Pas spécialiste d'Hugo Pratt, ni tout à fait admirateur de son célèbre trait, même pas fanatique de Corto Maltese dont j'ai pourtant suivi dans mes jeunes années les aventures quand il était publié dans Pif gadget, j'ai donc eu un oeil neutre en lisant cet album. Ma première impression est que j'ai trouvé cela très daté, vieillot. J'ai eu l'impression de retombé dans les Spirou des années 60, dans ces histoires où le contexte historique sert uniquement de toile de fond à des aventures toujours identiques, mettant en avant la force et la ruse d'un héros au caractère bien trempé. "Fanfulla" ne déroge pas à la règle. Ma deuxième impression, est la même que celle que j'ai eu il y a plus de quarante ans quand j'ai découvert Hugo Pratt. Si l'originalité de son trait est évidente, j'ai beaucoup de mal à entrer dans son univers où le décors est quasiment absent, seulement symbolisé par deux ou trois détails ou objets. On me rétorquera, avec raison, que c'est cela qui donne sa force à l'oeuvre, cette facilité à la rendre universelle et si philosophique, mais je n'y peux rien, mon adhésion est difficile... Il y a des chef-d'oeuvres qui ne me parlent pas.
"Fanfulla" possède effectivement tous les prémices de l'oeuvre qui suivra : jeu de traits noirs plus ou moins appuyés, soulignés par de grands aplats sombres, fond à peine ébauchés, et cela ravira tous les fans d'Hugo Pratt. Nous sommes quand même loin de l'épure si attirante des aventures de Corto Maltese, car ici, le style hésite encore entre la bande dessinée traditionnelle de l'époque et celui si particulier qu'il sera plus tard.
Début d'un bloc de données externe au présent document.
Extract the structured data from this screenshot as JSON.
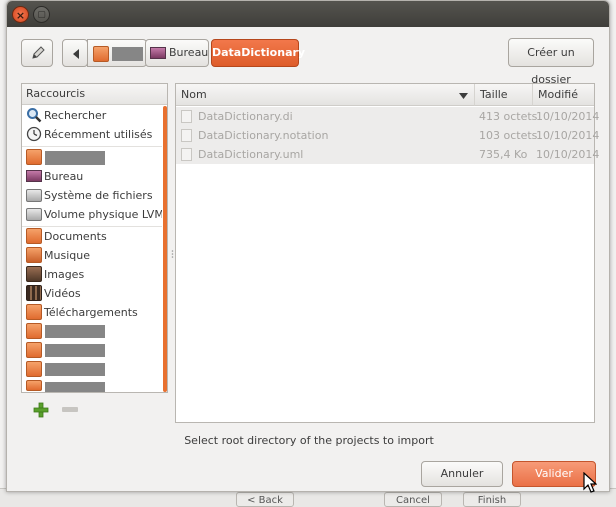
{
  "toolbar": {
    "path": {
      "second": "Bureau",
      "current": "DataDictionary"
    },
    "create_folder": "Créer un dossier"
  },
  "sidebar": {
    "header": "Raccourcis",
    "group1": [
      {
        "label": "Rechercher",
        "icon": "search-icon"
      },
      {
        "label": "Récemment utilisés",
        "icon": "recent-icon"
      }
    ],
    "group2": [
      {
        "label": "",
        "icon": "home-folder-icon",
        "redacted": true
      },
      {
        "label": "Bureau",
        "icon": "desktop-icon"
      },
      {
        "label": "Système de fichiers",
        "icon": "drive-icon"
      },
      {
        "label": "Volume physique LVM…",
        "icon": "drive-icon"
      }
    ],
    "group3": [
      {
        "label": "Documents",
        "icon": "documents-folder-icon"
      },
      {
        "label": "Musique",
        "icon": "music-folder-icon"
      },
      {
        "label": "Images",
        "icon": "pictures-folder-icon"
      },
      {
        "label": "Vidéos",
        "icon": "videos-folder-icon"
      },
      {
        "label": "Téléchargements",
        "icon": "downloads-folder-icon"
      },
      {
        "label": "",
        "icon": "folder-icon",
        "redacted": true
      },
      {
        "label": "",
        "icon": "folder-icon",
        "redacted": true
      },
      {
        "label": "",
        "icon": "folder-icon",
        "redacted": true
      },
      {
        "label": "",
        "icon": "folder-icon",
        "redacted": true
      }
    ]
  },
  "filelist": {
    "columns": {
      "name": "Nom",
      "size": "Taille",
      "modified": "Modifié"
    },
    "rows": [
      {
        "name": "DataDictionary.di",
        "size": "413 octets",
        "modified": "10/10/2014"
      },
      {
        "name": "DataDictionary.notation",
        "size": "103 octets",
        "modified": "10/10/2014"
      },
      {
        "name": "DataDictionary.uml",
        "size": "735,4 Ko",
        "modified": "10/10/2014"
      }
    ]
  },
  "footer": {
    "hint": "Select root directory of the projects to import",
    "cancel": "Annuler",
    "ok": "Valider"
  },
  "background_window": {
    "buttons": [
      "< Back",
      "Cancel",
      "Finish"
    ]
  },
  "colors": {
    "accent": "#e8702f",
    "titlebar": "#4a4945",
    "ok_button": "#f08a60"
  }
}
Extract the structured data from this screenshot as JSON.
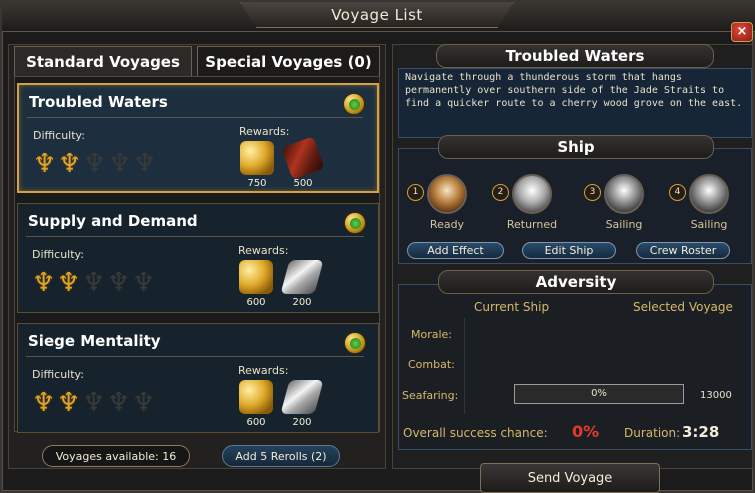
{
  "window": {
    "title": "Voyage List",
    "close_label": "×"
  },
  "tabs": [
    {
      "label": "Standard Voyages",
      "active": true
    },
    {
      "label": "Special Voyages (0)",
      "active": false
    }
  ],
  "voyages": [
    {
      "name": "Troubled Waters",
      "selected": true,
      "difficulty_label": "Difficulty:",
      "difficulty": 2,
      "difficulty_max": 5,
      "rewards_label": "Rewards:",
      "rewards": [
        {
          "icon": "gold-icon",
          "amount": "750"
        },
        {
          "icon": "wood-icon",
          "amount": "500"
        }
      ]
    },
    {
      "name": "Supply and Demand",
      "selected": false,
      "difficulty_label": "Difficulty:",
      "difficulty": 2,
      "difficulty_max": 5,
      "rewards_label": "Rewards:",
      "rewards": [
        {
          "icon": "gold-icon",
          "amount": "600"
        },
        {
          "icon": "silver-icon",
          "amount": "200"
        }
      ]
    },
    {
      "name": "Siege Mentality",
      "selected": false,
      "difficulty_label": "Difficulty:",
      "difficulty": 2,
      "difficulty_max": 5,
      "rewards_label": "Rewards:",
      "rewards": [
        {
          "icon": "gold-icon",
          "amount": "600"
        },
        {
          "icon": "silver-icon",
          "amount": "200"
        }
      ]
    }
  ],
  "footer": {
    "voyages_available": "Voyages available: 16",
    "add_rerolls": "Add 5 Rerolls (2)"
  },
  "detail": {
    "title": "Troubled Waters",
    "description": "Navigate through a thunderous storm that hangs permanently over southern side of the Jade Straits to find a quicker route to a cherry wood grove on the east."
  },
  "ship": {
    "header": "Ship",
    "slots": [
      {
        "number": "1",
        "status": "Ready"
      },
      {
        "number": "2",
        "status": "Returned"
      },
      {
        "number": "3",
        "status": "Sailing"
      },
      {
        "number": "4",
        "status": "Sailing"
      }
    ],
    "buttons": {
      "add_effect": "Add Effect",
      "edit_ship": "Edit Ship",
      "crew_roster": "Crew Roster"
    }
  },
  "adversity": {
    "header": "Adversity",
    "col_current": "Current Ship",
    "col_selected": "Selected Voyage",
    "rows": {
      "morale": "Morale:",
      "combat": "Combat:",
      "seafaring": "Seafaring:"
    },
    "seafaring_progress": 0,
    "seafaring_progress_label": "0%",
    "seafaring_max": "13000",
    "success_label": "Overall success chance:",
    "success_value": "0%",
    "duration_label": "Duration:",
    "duration_value": "3:28"
  },
  "send_button": "Send Voyage",
  "colors": {
    "accent_gold": "#d8a23a",
    "success_red": "#e33a2c",
    "panel_blue": "#172636"
  }
}
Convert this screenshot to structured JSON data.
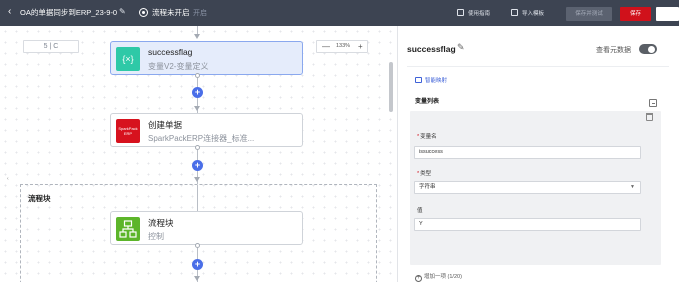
{
  "header": {
    "back_icon": "chevron-left-icon",
    "flow_title": "OA的单据同步到ERP_23-9-0",
    "status_text": "流程未开启",
    "status_toggle": "开启",
    "guide_label": "使用指南",
    "import_label": "导入模板",
    "save_test_label": "保存并测试",
    "save_label": "保存",
    "save_color": "#d0111b"
  },
  "canvas": {
    "undo_controls": "5 | C",
    "zoom_minus": "—",
    "zoom_level": "133%",
    "zoom_plus": "+",
    "nodes": [
      {
        "title": "successflag",
        "subtitle": "变量V2-变量定义",
        "icon": "variable-braces-icon",
        "icon_text": "{×}",
        "icon_color": "#2ec9a7"
      },
      {
        "title": "创建单据",
        "subtitle": "SparkPackERP连接器_标准...",
        "icon": "sparkpack-logo-icon",
        "icon_text": "SparkPack\nERP",
        "icon_color": "#d7121e"
      }
    ],
    "block_title": "流程块",
    "block_node": {
      "title": "流程块",
      "subtitle": "控制",
      "icon": "flow-block-icon",
      "icon_color": "#5cb52a"
    },
    "left_marker": "‹",
    "plus_label": "+"
  },
  "panel": {
    "title": "successflag",
    "meta_label": "查看元数据",
    "smart_mapping": "智能映射",
    "section_title": "变量列表",
    "var_name_label": "变量名",
    "var_name_value": "issuccess",
    "type_label": "类型",
    "type_value": "字符串",
    "value_label": "值",
    "value_value": "Y",
    "add_label": "增加一项 (1/20)",
    "accent_color": "#3f62d8"
  }
}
Je suis donc resté sur ma faim, trouvant même que cette présentation grand format mettait pas mal en avant les hésitations stylistiques de l'auteur. Cependant, j'ai admiré la qualité de l'édition, du papier, le format à l'italienne, la mise en couleurs avec des aquarelles pas trop envahissantes, sa présentation façon coffret.
Bel objet, bel hommage, belle édition, mais uniquement réservé aux aficionados du créateur de Corto Maltese, les autres trouveront qu'en cinquante ans, la bande dessinée a bien progressé tant au niveau de la narration que de l'ambition littéraire, voire même du dessin...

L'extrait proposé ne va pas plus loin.